Alan Shearer this afternoon strode back on to the stage he made his own - and insisted the show would last for eight weeks only.
The 38-year-old was officially unveiled as Newcastle's new manager, but only for the final eight games of a traumatic Premier League season.
Shearer, who was joined by new assistant boss Iain Dowie at St James' Park, was repeatedly asked if there was a chance his troubleshooting mission could be extended further.
His answers were consistent, however.
Shearer said: "I'm here for eight games and I am here for eight games only.
"I envisage sitting in the stands next season watching Newcastle as a Premier League football club, and I will be doing everything in my power to make that happen."
Shearer's return was greeted by hundreds of delirious fans, who flocked to St James' to acclaim his latest homecoming.
Should he drag the club from the depths of relegation trouble to safety, the clamour for him to be installed as permanent boss will be intense.
However, Shearer would not be swayed.
He said: "Good. That's the job, that's what I want. I want that.
"I was asked to try to keep Newcastle in the Premier League. That's my job. I've got eight games to do that."
Shearer, of course, is already regarded as a hero on Tyneside for the decade of service - and club record 206 goals - he gave as a player.
He has on several occasions been touted for the frequently vacant post of manager, but the timing has never been right.
Asked what was different this time around, he said: "Because I love this football club and I realise they are in a very, very bad position.
"I have been given an opportunity to do something about it, and I believe I can.
"I wouldn't be sitting here, and nor would Iain, if I didn't think there was enough quality in that squad."
News of Shearer's impending return broke on Tuesday evening, and was eventually confirmed 24 hours later after he had thrashed out the terms of the deal with owner Mike Ashley and managing director Derek Llambias.
Reports have suggested he will pick up a seven-figure sum if he manages to keep his home-town club in the top flight, although he knows how he wants to be rewarded.
He said: "There's a big bonus at the end of it, that's keeping this club in the Premier League.
"That's the big bonus for me, nothing else.

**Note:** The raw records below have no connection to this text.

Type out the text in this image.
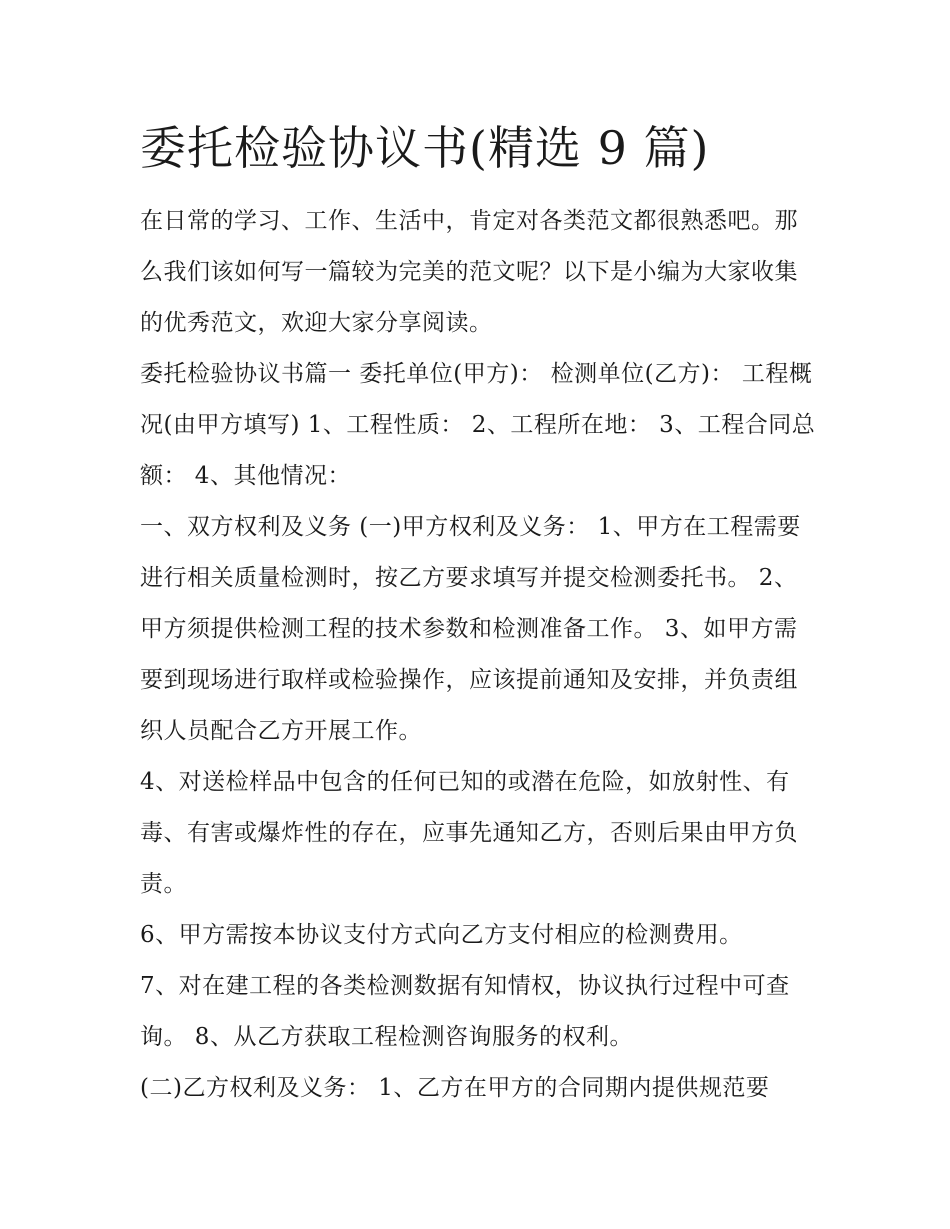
委托检验协议书(精选 9 篇)

在日常的学习、工作、生活中，肯定对各类范文都很熟悉吧。那么我们该如何写一篇较为完美的范文呢？以下是小编为大家收集的优秀范文，欢迎大家分享阅读。

委托检验协议书篇一 委托单位(甲方)： 检测单位(乙方)： 工程概况(由甲方填写) 1、工程性质： 2、工程所在地： 3、工程合同总额： 4、其他情况：

一、双方权利及义务 (一)甲方权利及义务： 1、甲方在工程需要进行相关质量检测时，按乙方要求填写并提交检测委托书。 2、甲方须提供检测工程的技术参数和检测准备工作。 3、如甲方需要到现场进行取样或检验操作，应该提前通知及安排，并负责组织人员配合乙方开展工作。

4、对送检样品中包含的任何已知的或潜在危险，如放射性、有毒、有害或爆炸性的存在，应事先通知乙方，否则后果由甲方负责。

6、甲方需按本协议支付方式向乙方支付相应的检测费用。

7、对在建工程的各类检测数据有知情权，协议执行过程中可查询。 8、从乙方获取工程检测咨询服务的权利。

(二)乙方权利及义务： 1、乙方在甲方的合同期内提供规范要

"It would hurt and it would devastate me if this club was playing Championship football next season."
Shearer would not be alone in that on Gallowgate, where Tyneside was today once again uniting behind the man who for so long was its talisman.
He said: "They know me as well as anyone does. They know they will get 100 per cent 24 hours a day for the next seven or eight weeks, whatever it is.
"I hope that will be good enough, I really do, because it would sadden me and sadden the thousands and thousands of people who support this club if it were in the Championship.
"They don't deserve that, they deserve better. The powers that be have admitted that mistakes have been made this season - and we would all agree with that.
"But it is important that, whatever mistakes have been made, they have gone, we can't do anything about it.
"We are third-bottom of the league - whether that's because of bad luck, bad play, low confidence, refereeing decisions, it doesn't matter.
"That's gone, history, we can't do anything about it. But what we can do something about is the remaining eight games - and we intend to."
The first of those eight games comes against Chelsea at St James' on Saturday, and Shearer, who confirmed former team-mate Michael Owen will play if fit, admits he cannot wait.
He said: "I'm really excited, I am really, really excited to get out there.
"I don't think we could have asked for a tougher start in Chelsea and their experienced manager [Guus Hiddink] coming up against a young rookie like myself.
"But we will give it a right good go from now until the end of the season, we will."